No pharmacological interaction between BPC-157 and tesamorelin has been documented, and their mechanisms do not overlap — BPC-157 promotes mucosal healing while tesamorelin reduces visceral adiposity. Using both simultaneously would theoretically address both tissue damage and mechanical reflux contributors. However, no research has evaluated this combination for GERD, and cost would exceed USD 1,500 per month. If you pursue this experimentally, monitor each peptide’s effects independently first to isolate which mechanism (if any) provides benefit.
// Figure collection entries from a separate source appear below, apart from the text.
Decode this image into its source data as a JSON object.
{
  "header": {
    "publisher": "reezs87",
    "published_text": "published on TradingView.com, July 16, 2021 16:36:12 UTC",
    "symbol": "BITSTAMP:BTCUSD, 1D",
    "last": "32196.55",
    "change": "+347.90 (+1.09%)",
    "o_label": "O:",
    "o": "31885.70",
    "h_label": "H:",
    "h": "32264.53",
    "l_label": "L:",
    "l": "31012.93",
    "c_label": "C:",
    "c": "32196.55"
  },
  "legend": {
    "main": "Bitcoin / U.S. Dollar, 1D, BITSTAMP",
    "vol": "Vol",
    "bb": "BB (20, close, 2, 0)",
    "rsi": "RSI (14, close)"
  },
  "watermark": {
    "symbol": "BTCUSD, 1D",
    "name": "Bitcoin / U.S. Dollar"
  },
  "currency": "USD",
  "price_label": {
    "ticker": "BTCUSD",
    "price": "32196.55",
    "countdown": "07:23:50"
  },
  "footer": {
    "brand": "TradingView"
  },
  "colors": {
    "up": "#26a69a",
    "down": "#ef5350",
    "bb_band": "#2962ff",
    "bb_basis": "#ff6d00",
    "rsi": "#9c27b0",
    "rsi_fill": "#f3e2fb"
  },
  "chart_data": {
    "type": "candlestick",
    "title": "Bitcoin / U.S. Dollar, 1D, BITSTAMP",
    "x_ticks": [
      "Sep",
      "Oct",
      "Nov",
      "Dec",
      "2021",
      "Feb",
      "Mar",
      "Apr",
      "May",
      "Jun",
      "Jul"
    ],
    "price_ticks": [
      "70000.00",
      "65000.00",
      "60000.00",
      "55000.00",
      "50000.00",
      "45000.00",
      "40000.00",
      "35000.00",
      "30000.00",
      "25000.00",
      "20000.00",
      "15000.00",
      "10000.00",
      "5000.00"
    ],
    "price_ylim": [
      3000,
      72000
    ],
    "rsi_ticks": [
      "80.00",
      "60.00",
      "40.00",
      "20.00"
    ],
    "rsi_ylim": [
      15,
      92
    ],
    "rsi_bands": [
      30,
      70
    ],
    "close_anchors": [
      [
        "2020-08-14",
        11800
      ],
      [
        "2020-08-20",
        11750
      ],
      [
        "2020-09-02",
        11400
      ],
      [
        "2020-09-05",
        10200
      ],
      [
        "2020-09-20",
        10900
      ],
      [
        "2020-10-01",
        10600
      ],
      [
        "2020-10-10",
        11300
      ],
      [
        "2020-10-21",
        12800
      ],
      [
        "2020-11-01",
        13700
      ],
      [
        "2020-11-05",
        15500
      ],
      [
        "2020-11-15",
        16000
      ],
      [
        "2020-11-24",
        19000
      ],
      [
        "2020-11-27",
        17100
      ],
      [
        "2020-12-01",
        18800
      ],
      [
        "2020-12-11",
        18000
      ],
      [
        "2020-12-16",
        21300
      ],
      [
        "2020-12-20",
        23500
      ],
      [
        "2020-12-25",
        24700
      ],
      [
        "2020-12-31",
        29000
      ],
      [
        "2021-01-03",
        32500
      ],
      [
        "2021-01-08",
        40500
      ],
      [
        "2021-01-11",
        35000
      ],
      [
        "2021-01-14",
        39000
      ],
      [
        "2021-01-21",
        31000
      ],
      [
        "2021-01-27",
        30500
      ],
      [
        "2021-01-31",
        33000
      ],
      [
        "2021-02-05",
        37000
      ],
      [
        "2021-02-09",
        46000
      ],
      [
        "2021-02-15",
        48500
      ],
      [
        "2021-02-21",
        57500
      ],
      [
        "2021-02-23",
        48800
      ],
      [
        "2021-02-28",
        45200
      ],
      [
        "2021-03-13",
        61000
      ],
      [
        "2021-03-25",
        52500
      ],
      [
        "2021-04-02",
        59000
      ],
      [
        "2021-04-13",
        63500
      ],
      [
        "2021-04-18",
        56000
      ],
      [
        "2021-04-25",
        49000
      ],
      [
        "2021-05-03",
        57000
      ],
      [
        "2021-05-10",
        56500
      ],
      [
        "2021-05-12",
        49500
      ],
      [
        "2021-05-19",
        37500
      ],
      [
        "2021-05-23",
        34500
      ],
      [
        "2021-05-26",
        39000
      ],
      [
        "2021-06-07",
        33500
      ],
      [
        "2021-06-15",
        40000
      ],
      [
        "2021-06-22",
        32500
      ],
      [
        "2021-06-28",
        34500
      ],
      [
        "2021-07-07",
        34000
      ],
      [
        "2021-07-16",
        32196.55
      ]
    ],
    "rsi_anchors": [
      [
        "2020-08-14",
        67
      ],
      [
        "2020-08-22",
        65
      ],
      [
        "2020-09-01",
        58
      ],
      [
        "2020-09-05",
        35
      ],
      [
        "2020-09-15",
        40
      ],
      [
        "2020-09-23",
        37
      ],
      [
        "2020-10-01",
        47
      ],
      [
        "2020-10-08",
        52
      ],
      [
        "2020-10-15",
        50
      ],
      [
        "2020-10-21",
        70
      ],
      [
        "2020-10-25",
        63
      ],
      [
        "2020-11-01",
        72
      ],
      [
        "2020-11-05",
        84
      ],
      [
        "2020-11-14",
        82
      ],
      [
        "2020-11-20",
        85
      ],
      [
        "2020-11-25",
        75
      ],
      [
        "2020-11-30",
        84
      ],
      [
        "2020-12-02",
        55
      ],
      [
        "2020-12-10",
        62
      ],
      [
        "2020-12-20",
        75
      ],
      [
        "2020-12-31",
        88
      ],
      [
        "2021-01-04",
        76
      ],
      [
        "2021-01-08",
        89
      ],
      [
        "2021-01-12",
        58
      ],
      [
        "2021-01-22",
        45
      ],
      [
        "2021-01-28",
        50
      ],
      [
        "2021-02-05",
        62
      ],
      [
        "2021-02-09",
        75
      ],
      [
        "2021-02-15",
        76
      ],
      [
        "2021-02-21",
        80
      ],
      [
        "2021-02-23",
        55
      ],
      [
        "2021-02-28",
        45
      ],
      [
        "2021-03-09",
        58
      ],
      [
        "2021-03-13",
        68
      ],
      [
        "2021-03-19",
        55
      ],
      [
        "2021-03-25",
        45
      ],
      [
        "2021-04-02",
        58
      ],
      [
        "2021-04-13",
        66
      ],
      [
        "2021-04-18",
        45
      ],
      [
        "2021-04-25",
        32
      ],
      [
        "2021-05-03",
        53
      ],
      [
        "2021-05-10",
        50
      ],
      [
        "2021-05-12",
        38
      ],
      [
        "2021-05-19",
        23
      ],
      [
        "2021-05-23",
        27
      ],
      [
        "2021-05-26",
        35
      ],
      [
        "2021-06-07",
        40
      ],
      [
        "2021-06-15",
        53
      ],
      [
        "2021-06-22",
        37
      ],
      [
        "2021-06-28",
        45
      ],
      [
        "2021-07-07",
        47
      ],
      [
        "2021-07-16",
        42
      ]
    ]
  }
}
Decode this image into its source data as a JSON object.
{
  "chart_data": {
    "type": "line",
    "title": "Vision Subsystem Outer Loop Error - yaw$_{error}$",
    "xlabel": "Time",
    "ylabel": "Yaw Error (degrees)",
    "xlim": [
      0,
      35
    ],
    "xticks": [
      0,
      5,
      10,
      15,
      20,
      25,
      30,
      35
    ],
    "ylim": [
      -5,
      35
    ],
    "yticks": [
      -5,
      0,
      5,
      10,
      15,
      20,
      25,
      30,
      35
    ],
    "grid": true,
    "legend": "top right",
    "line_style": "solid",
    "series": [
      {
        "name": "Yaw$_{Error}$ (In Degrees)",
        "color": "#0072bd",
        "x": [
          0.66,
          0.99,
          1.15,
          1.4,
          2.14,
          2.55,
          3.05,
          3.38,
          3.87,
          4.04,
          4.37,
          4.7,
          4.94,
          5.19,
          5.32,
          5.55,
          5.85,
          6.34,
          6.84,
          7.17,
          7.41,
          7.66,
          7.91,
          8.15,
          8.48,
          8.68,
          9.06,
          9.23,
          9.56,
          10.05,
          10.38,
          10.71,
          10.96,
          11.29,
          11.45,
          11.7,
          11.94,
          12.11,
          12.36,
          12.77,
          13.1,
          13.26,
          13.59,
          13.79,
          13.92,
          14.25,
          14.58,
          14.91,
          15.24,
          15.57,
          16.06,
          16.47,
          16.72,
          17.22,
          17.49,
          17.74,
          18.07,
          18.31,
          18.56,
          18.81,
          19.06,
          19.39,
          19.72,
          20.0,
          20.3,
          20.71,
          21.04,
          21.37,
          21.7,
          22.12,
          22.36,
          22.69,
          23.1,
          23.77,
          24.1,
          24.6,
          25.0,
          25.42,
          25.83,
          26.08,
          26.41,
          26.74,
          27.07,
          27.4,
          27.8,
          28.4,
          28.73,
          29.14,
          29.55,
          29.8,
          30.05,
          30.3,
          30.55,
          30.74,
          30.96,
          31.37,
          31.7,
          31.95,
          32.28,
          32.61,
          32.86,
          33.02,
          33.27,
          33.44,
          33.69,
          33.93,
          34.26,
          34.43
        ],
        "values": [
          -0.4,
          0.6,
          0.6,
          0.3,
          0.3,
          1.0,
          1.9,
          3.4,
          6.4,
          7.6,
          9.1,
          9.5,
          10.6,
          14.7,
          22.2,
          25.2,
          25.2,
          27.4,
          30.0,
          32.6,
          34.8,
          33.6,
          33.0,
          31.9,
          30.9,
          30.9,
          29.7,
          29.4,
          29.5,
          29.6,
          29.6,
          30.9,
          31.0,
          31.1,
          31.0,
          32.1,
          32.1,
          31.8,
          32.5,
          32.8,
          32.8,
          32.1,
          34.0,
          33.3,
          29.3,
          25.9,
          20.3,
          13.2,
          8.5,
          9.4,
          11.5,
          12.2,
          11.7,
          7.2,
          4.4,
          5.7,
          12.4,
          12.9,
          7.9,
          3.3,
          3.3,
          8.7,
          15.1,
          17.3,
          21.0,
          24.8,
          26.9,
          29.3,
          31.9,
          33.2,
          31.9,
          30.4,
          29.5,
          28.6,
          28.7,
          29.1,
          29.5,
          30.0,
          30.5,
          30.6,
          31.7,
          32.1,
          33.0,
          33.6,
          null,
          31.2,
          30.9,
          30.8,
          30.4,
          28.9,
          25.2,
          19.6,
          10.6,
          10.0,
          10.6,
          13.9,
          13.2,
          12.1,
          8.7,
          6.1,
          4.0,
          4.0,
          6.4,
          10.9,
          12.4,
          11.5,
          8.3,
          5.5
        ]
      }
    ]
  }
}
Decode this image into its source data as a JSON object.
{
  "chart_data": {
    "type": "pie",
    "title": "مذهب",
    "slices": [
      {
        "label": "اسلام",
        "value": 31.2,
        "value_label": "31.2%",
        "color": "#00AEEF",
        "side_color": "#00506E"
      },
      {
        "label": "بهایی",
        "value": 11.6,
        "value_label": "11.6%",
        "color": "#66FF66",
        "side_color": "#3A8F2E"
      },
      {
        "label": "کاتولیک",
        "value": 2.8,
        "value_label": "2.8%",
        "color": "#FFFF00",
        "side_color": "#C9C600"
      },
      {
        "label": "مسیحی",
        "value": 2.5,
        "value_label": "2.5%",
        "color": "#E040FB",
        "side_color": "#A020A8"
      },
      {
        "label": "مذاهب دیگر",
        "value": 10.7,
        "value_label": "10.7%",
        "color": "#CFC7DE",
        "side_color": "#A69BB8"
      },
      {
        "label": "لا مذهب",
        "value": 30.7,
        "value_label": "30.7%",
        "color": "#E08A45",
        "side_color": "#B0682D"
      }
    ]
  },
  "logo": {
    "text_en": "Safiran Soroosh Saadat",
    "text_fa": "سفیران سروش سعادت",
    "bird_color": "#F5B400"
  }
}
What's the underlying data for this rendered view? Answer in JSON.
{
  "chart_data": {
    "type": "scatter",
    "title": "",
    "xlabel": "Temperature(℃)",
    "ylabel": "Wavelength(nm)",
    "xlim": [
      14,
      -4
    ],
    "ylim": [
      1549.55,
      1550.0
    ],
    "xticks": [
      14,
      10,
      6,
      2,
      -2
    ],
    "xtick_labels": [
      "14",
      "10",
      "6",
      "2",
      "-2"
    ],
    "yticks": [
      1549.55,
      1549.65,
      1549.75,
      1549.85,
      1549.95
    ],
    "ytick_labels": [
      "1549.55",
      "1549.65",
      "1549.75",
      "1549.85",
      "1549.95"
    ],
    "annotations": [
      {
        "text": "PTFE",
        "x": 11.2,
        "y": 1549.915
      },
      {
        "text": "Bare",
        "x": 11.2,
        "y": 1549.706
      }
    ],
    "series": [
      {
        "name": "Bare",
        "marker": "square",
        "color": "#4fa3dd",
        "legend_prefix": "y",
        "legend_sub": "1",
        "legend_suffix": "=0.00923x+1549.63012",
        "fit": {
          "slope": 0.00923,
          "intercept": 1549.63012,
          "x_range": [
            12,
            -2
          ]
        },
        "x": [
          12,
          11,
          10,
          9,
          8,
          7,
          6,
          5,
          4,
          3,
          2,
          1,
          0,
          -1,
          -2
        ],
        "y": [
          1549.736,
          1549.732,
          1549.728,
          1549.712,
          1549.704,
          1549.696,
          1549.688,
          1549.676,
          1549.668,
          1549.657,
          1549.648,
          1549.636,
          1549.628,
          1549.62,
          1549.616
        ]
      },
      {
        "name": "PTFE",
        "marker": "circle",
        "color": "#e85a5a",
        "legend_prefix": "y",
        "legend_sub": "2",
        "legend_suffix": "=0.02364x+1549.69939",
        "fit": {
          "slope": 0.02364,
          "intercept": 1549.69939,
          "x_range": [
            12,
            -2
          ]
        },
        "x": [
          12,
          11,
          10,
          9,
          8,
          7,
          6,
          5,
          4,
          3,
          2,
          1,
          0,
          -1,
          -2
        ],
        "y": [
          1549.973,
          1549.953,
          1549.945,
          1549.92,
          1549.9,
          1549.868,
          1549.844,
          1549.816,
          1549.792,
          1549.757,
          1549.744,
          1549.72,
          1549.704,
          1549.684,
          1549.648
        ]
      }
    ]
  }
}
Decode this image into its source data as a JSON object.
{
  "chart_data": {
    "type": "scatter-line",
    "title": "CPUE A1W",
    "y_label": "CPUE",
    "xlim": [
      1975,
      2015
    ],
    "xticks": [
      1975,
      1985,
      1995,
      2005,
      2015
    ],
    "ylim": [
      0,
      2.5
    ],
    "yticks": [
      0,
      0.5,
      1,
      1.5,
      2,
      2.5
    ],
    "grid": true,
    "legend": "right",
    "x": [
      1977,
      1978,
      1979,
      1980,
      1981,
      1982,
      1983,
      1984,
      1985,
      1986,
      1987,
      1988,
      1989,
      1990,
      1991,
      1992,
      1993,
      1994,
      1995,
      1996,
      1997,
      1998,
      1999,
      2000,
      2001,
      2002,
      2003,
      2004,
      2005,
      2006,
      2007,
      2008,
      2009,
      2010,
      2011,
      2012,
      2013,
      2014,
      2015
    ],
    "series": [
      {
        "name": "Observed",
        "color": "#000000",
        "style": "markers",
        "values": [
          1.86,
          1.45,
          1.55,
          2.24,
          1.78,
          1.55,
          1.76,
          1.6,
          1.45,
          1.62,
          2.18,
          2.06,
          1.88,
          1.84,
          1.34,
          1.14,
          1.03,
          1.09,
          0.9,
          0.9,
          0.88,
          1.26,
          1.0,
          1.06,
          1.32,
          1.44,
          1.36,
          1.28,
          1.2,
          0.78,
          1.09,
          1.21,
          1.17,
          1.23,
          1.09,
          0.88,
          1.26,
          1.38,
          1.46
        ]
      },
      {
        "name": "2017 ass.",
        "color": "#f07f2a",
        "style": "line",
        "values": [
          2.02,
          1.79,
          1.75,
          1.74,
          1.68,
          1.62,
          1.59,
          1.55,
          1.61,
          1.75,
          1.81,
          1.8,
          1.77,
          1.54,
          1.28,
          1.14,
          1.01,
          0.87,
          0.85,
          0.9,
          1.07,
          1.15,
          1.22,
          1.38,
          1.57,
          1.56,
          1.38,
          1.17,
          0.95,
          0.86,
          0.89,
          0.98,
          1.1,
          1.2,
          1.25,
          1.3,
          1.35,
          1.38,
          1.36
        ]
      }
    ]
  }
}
What happens if I stop taking tesamorelin after visceral fat loss?▼

Visceral fat reaccumulates within 6-12 months of discontinuing tesamorelin unless dietary and exercise habits are modified to maintain the fat loss independently. The peptide does not permanently alter fat distribution — it temporarily overrides normal adipocyte regulation through GHRH signalling. Clinical trials show approximately 50-70% of lost visceral fat returns within one year of stopping the medication. This makes tesamorelin a maintenance therapy, not a one-time intervention.

Do peptides for GERD compared require a prescription?▼

BPC-157 is not FDA-approved as a drug and exists in a regulatory grey area — it is sold as a research chemical, not for human consumption, and does not require a prescription. Tesamorelin is FDA-approved for HIV-associated lipodystrophy and requires a prescription; using it off-label for GERD would necessitate a prescriber willing to document medical justification. Neither peptide is covered by insurance for GERD because that indication is not approved. Obtaining these compounds for personal use falls outside standard medical practice.

How do I store peptides for GERD compared correctly?▼

Lyophilized (freeze-dried) BPC-157 and tesamorelin must be stored at -20 degrees Celsius before reconstitution. Once reconstituted with bacteriostatic water, both require refrigeration at 2-8 degrees Celsius and remain stable for 28-30 days. Temperature excursions above 8 degrees Celsius for more than 4 hours cause irreversible protein denaturation — the peptide looks unchanged but loses biological activity. No home test verifies potency after temperature damage. Use insulin cooler packs rated for 36-48 hours when traveling.

What specific visceral fat reduction qualifies for tesamorelin benefit in GERD?▼

Visceral adipose tissue (VAT) measured via DEXA scan or abdominal MRI correlates with GERD severity. Studies suggest VAT exceeding 130 square centimeters at the L4-L5 vertebral level significantly increases reflux risk due to mechanical pressure on the stomach and lower esophageal sphincter. Tesamorelin reduces VAT by approximately 15-18 percent over 26 weeks in responsive individuals — translating to a 20-25 square centimeter reduction if starting VAT is 150 square centimeters. That magnitude of reduction measurably decreases intra-abdominal pressure in metabolic studies.